1. Bölüm → Ödevsiz Gezegen (Labbe ve Dupont-Beurier, 2018) + 8 açık uçlu ve kısa yanıtlı soru

2. Bölüm → Issız Ada (C. Süreya, 2002) + 7 açık uçlu ve kısa yanıtlı soru

Kişisel bilgi formu ise çıkarım becerileriyle ilişkilendirilecek değişkenleri içerecek biçimde hazırlanmıştır. Bu değişkenler üç başlık altında ele alınmıştır:

- Demografik değişkenler (cinsiyet, sınıf düzeyi-yaş, okul bilgisi),

- okuma alışkanlığı değişkeni (öğrencilerin aylık okudukları kitap sayısı),

- sosyoekonomik değişkenler (evde kitaplık/kütüphane olması, evde çocuklara uygun kitap olması, anne-babaların kitap okuma alışkanlığı, anne-babalarının çocuğa kitap alması, anne-babalarının eğitim durumu ve anne-babalarının mesleği).

Veri toplama araçlarının uygulanması

(9)

Araştırma, üç oturumda gerçekleştirilmiştir. İlk oturumda öğrencilerin kişisel bilgi formunu doldurmaları istenmiştir. Bu formda katılımcı öğrencilerin anne-babalarının eğitim durumları, meslekleri, evlerinde kitaplık olup olmadığı, kitap edinme yolları, katılımcı öğrencilerin kitap okuma sıklıklarına ilişkin sorular bulunmaktadır.

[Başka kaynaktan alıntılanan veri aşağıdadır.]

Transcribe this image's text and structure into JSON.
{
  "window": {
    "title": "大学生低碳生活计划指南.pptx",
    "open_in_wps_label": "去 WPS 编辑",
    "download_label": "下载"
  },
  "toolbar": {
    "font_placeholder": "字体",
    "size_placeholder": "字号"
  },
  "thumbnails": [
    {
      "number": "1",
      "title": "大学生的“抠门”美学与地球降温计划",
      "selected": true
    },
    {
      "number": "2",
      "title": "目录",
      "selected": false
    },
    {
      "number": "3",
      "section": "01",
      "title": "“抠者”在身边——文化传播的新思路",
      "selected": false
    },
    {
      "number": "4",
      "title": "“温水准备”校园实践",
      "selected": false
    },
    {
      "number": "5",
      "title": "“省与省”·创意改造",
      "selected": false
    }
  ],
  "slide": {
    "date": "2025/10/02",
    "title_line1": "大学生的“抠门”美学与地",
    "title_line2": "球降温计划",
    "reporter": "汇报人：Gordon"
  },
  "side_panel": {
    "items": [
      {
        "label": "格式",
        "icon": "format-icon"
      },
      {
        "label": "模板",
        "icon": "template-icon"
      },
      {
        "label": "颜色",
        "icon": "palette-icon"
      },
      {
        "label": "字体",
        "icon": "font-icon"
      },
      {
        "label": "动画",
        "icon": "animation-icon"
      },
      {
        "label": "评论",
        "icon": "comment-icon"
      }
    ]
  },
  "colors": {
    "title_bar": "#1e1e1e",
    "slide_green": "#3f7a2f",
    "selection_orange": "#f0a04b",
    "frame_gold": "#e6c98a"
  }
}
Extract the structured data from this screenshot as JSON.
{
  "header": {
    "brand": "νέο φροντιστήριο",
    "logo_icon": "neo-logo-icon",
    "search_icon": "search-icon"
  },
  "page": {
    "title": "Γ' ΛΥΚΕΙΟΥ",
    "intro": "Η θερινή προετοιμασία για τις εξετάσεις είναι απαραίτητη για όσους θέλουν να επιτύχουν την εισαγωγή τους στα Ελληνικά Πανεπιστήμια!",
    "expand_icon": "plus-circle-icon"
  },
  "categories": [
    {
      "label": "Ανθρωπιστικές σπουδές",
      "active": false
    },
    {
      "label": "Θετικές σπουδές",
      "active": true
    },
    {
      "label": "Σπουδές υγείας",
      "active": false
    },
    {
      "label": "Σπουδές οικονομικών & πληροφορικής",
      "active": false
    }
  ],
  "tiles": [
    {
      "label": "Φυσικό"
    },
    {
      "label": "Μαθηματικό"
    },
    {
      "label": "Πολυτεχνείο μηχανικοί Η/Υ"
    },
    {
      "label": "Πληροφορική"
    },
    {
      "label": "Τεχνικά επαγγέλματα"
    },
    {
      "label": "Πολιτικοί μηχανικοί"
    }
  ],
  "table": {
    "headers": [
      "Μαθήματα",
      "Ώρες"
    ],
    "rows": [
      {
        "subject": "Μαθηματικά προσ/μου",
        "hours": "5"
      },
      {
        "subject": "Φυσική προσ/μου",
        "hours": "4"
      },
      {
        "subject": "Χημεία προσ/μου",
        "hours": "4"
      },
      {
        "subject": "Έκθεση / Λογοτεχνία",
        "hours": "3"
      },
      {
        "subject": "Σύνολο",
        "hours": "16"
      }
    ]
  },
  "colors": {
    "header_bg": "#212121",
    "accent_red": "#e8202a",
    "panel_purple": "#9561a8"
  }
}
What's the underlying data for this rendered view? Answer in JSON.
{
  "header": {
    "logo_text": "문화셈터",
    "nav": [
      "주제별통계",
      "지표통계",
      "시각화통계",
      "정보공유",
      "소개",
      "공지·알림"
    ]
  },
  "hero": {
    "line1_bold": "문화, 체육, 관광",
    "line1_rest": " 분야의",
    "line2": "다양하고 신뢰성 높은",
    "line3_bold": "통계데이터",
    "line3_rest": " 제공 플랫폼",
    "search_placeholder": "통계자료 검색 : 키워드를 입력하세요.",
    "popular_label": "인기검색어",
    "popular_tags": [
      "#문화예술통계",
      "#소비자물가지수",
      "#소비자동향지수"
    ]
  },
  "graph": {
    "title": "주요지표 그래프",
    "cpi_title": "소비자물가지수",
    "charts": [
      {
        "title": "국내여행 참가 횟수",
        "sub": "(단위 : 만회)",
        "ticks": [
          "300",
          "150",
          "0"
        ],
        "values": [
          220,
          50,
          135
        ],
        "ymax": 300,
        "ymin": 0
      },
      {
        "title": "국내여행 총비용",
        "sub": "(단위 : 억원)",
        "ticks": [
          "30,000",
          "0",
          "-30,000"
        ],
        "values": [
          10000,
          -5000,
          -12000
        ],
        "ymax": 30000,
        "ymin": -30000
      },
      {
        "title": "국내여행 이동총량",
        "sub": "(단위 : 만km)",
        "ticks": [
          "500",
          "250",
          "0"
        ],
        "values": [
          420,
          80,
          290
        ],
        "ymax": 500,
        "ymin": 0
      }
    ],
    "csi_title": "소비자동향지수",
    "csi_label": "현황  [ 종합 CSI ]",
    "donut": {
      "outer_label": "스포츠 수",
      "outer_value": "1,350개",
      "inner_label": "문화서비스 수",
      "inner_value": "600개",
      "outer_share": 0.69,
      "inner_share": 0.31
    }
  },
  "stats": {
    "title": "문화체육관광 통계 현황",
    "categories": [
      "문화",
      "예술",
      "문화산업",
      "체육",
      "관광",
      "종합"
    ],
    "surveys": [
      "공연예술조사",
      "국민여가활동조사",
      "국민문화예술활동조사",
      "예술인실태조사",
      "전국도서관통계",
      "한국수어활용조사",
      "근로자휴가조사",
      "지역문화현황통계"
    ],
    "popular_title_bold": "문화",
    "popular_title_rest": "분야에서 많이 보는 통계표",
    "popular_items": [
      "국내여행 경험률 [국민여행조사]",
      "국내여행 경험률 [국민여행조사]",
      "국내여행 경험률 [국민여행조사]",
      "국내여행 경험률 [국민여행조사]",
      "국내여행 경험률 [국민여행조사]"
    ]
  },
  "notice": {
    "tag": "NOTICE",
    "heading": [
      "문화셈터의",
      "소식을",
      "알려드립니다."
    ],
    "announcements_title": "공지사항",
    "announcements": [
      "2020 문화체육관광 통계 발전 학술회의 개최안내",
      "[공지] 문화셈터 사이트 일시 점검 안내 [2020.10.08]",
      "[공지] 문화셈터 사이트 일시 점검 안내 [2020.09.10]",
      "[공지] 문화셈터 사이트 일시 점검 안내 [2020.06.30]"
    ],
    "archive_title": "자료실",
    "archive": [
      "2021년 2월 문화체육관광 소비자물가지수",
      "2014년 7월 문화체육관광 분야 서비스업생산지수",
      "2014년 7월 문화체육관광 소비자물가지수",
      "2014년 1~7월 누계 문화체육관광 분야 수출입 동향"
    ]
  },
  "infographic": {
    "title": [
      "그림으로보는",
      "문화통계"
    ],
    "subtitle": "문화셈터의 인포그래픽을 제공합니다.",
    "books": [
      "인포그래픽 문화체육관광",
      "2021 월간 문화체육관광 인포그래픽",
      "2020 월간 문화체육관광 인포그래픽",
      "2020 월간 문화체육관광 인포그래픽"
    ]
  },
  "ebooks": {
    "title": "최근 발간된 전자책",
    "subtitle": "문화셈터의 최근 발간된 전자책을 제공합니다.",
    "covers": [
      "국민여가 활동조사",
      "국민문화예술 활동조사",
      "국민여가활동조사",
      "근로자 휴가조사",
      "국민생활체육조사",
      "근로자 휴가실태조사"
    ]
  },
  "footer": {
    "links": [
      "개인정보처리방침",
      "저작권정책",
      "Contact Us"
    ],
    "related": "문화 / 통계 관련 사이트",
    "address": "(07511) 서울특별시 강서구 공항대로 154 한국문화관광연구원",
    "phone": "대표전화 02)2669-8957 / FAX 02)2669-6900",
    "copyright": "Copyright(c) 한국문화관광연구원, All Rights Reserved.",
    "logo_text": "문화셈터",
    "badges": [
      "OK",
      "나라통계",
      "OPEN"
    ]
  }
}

Bu formun doldurulması yaklaşık 10 dakika sürmektedir. Daha sonra öğrencilerin çıkarım becerisi testinin ilk bölümünü yapmaları sağlanmıştır (Ödevsiz Gezegen metni ve metne ilişkin çıkarım soruları). Aradan birkaç hafta geçtikten sonra üçüncü oturumda öğrencilerden çıkarım becerisi testinin ikinci bölümünü yapmaları istenmiştir (Issız Ada metni ve metne ilişkin çıkarım soruları).

Puanlama

Çıkarım becerisi testinin verilerinin puanlanması için 3’lü aralıktan oluşan (0-1-2) dereceli puanlama anahtarları oluşturulmuştur. Bu anahtarlar, testi puanlayacak araştırmacılar arasındaki tutarlılığın en yüksek düzeyde sağlanması için kullanılmıştır. Puanlama anahtarları, ilk aşamada testte yer alan metinlere yönelik çıkarım sorularının olası yanıtları tasarlanarak oluşturulmuş; ardından puanlayıcıların birlikte yaptığı ön çözümlemede karşılaştıkları yanıtlara göre gözden geçirilmiş ve anahtara son biçimi verilmiştir.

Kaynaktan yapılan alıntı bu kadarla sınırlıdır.